Menurut al-Jabiri, ayat-ayat di atas
menjelaskan hukuman orang yang murtad adalah laknat dari Allah, malaikat dan
umat Islam, kebaikannya menjadi terhapus, dan di akhirat mendapat siksa neraka,
tetapi tidak satupun ayat-ayat tersebut yang menyebutkan hukuman mati terhadap
mereka. Lebih dari itu, kepada mereka terbuka lebar pintu untuk bertaubat.
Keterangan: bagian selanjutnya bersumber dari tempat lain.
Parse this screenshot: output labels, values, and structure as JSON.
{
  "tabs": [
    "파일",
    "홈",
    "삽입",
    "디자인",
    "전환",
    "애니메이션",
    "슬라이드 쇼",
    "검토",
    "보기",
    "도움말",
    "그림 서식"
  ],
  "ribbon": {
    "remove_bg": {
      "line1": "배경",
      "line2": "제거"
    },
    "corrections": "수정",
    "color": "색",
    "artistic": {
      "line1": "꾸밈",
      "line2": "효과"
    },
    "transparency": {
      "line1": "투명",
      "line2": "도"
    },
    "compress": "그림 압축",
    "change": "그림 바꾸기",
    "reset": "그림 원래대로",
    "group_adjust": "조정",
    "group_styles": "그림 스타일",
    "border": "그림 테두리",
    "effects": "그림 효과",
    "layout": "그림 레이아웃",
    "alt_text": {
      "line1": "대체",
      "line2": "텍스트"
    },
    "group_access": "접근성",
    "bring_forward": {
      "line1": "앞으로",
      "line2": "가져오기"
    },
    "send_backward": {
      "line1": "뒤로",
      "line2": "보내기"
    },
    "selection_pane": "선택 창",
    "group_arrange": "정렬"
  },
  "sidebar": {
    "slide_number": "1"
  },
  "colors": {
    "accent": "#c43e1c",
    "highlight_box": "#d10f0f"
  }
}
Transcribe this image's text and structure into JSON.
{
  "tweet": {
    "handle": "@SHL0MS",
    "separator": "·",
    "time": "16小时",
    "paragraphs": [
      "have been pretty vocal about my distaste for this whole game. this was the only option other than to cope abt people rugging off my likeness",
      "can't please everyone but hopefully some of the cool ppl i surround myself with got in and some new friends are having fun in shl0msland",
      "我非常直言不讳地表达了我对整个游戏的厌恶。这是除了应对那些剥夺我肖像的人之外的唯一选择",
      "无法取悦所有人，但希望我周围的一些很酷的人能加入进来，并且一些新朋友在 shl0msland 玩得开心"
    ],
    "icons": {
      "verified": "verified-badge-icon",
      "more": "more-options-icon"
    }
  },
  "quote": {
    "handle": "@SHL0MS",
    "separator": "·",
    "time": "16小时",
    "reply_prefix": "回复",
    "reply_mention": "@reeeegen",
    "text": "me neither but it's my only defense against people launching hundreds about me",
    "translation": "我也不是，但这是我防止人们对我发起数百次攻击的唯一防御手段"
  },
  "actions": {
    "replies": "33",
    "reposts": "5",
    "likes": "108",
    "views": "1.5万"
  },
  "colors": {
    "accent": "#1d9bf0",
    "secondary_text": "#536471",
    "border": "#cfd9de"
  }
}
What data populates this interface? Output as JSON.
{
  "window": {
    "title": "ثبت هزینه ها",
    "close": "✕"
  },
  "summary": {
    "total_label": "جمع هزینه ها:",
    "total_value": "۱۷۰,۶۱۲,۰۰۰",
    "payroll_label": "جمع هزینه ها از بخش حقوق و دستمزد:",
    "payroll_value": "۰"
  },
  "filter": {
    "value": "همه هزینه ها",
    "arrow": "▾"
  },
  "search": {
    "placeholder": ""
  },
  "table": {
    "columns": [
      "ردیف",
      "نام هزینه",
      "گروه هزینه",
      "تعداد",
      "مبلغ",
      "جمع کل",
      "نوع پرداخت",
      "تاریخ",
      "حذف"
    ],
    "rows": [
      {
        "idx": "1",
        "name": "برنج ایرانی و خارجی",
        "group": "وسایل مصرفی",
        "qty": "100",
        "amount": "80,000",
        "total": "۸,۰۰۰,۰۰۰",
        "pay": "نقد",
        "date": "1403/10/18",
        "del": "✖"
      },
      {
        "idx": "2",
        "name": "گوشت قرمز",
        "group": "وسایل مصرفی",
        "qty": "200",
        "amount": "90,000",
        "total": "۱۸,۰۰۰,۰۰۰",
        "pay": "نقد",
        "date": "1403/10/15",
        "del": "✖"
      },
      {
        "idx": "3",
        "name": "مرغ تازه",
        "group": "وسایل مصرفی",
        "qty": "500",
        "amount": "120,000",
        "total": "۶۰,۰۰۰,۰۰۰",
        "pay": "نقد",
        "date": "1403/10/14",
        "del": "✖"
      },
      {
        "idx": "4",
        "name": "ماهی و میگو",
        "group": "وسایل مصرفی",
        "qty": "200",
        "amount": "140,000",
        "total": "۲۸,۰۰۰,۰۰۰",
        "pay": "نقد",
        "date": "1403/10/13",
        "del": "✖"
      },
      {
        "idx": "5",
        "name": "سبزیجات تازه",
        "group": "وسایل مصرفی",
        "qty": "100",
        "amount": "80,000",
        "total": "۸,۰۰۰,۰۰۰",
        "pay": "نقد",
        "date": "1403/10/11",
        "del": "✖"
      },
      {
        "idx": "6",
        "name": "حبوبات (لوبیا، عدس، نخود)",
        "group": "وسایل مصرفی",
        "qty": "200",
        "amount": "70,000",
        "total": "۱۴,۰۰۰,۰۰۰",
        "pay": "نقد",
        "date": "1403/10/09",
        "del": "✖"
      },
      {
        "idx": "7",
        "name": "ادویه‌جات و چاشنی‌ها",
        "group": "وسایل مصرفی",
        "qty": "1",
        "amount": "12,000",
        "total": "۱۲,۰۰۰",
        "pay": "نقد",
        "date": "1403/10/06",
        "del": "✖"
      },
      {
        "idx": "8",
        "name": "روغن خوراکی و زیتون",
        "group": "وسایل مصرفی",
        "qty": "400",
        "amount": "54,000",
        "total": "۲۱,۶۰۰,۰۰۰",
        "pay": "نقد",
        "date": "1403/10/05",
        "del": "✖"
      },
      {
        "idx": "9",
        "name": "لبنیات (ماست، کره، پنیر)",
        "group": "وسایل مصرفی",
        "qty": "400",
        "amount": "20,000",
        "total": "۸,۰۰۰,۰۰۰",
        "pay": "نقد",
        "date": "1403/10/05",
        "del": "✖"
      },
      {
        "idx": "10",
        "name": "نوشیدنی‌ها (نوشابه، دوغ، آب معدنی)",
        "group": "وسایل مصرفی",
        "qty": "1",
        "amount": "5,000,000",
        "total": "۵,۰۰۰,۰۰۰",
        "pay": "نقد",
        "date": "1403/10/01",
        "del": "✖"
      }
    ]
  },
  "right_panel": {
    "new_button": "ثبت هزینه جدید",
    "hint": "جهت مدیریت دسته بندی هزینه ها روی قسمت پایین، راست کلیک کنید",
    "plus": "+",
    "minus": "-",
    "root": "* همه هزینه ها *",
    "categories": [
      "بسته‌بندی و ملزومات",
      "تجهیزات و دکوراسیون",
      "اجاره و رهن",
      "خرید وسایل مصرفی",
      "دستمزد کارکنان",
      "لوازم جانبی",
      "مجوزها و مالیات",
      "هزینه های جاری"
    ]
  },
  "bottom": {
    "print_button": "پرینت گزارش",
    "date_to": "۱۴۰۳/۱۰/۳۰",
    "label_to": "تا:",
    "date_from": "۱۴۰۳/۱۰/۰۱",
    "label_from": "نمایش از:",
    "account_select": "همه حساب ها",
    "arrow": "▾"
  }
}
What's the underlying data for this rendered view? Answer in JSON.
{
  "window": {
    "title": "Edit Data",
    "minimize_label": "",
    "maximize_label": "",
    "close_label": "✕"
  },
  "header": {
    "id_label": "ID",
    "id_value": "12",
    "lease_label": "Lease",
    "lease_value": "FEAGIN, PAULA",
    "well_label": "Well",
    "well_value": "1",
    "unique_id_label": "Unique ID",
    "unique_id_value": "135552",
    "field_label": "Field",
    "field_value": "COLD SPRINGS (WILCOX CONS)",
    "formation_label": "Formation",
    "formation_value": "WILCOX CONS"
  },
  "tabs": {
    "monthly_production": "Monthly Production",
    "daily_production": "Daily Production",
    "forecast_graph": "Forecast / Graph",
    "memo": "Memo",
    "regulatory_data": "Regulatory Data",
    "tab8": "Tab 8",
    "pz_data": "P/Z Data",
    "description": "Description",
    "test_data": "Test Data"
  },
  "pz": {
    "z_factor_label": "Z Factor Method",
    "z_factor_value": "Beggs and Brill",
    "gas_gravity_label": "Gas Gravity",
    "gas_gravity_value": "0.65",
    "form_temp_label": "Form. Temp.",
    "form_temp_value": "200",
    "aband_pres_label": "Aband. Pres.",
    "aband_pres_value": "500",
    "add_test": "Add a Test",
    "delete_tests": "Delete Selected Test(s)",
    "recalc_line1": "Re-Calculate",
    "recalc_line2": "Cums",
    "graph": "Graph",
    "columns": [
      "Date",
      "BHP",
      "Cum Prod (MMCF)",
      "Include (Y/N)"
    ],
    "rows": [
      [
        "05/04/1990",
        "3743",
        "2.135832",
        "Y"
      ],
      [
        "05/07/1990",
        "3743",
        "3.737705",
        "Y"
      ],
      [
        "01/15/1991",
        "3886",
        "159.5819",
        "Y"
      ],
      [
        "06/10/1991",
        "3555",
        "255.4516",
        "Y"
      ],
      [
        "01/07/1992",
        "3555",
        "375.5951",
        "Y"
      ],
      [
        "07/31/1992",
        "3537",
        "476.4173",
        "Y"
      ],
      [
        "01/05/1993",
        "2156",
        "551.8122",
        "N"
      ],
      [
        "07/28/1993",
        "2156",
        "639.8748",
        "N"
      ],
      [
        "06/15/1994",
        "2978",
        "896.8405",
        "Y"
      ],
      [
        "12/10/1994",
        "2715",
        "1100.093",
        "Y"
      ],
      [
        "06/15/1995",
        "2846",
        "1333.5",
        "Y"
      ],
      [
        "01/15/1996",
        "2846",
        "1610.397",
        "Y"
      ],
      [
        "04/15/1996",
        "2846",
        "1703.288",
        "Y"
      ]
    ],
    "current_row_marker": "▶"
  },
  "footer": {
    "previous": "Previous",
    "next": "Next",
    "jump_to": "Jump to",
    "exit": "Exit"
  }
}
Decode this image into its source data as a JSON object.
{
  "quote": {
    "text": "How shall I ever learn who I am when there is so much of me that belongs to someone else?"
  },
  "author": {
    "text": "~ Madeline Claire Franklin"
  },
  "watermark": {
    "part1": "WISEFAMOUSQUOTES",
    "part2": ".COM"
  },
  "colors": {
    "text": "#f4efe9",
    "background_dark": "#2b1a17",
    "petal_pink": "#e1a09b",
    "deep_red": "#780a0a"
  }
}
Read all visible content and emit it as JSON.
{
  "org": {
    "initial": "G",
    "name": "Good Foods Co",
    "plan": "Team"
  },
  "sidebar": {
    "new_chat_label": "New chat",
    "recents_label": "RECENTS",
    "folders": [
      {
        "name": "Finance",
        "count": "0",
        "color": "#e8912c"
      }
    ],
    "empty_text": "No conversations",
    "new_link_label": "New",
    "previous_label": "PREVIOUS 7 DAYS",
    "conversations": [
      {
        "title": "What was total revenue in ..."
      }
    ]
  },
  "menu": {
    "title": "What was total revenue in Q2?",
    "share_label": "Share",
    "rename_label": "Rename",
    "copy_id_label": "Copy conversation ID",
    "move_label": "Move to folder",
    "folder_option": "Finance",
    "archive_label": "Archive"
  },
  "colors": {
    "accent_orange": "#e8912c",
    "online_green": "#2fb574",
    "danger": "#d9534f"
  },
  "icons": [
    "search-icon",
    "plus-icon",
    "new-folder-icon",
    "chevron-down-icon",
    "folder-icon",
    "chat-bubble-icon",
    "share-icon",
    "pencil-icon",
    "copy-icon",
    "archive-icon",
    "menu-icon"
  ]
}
Bahwa kepada mereka yang semata-mata
berpindah keyakinan tanpa memusuhi Islam tidak dijatuhi hukuman apapun di dunia, menurut al-Jabiri, sejalan dengan
prinsip kebebasan beragama yang diajarkan Islam. Dalam hal ini, al-jabiri mengutip
ayat-ayat al-Quran, antara lain;
وَلَوْ
شَاءَ رَبُّكَ لَآَمَنَ مَنْ فِي الْأَرْضِ كُلُّهُمْ جَمِيعًا أَفَأَنْتَ
تُكْرِهُ النَّاسَ حَتَّى يَكُونُوا مُؤْمِنِينَ
Dan Jikalau Tuhanmu menghendaki,
tentulah beriman semua orang yang di muka bumi seluruhnya. maka apakah kamu
(hendak) memaksa manusia supaya mereka menjadi orang-orang yang beriman
semuanya ? (Yunus,10: 99)
فَإِنْ أَعْرَضُوا فَمَا أَرْسَلْنَاكَ عَلَيْهِمْ حَفِيظًا إِنْ
عَلَيْكَ إِلَّا الْبَلَاغُ...
Jika mereka berpaling Maka kami
tidak mengutus kamu sebagai Pengawas bagi mereka. kewajibanmu tidak lain
hanyalah menyampaikan (risalah)… (al-Syura, 42:
48)
فَذَكِّرْ إِنَّمَا أَنْتَ مُذَكِّرٌ. لَسْتَ عَلَيْهِمْ بِمُسَيْطِرٍ. إِلَّا مَنْ تَوَلَّى وَكَفَرَ. فَيُعَذِّبُهُ
اللَّهُ الْعَذَابَ الْأَكْبَرَ. إِنَّ
إِلَيْنَا إِيَابَهُمْ. ثُمَّ إِنَّ عَلَيْنَا حِسَابَهُمْ
Maka berilah peringatan, Karena
Sesungguhnya kamu hanyalah orang yang memberi peringatan. Kamu bukanlah orang
yang berkuasa atas mereka. Tetapi orang
yang berpaling dan kafir. Maka Allah akan mengazabnya dengan azab yang besar. Sesungguhnya
kepada Kami-lah kembali mereka. Kemudian Sesungguhnya kewajiban Kami-lah
menghisab mereka.(al-Gh±syah: 21-26)
وَقُلِ الْحَقُّ مِنْ رَبِّكُمْ فَمَنْ شَاءَ فَلْيُؤْمِنْ وَمَنْ
شَاءَ فَلْيَكْفُرْ إِنَّا أَعْتَدْنَا لِلظَّالِمِينَ نَارًا...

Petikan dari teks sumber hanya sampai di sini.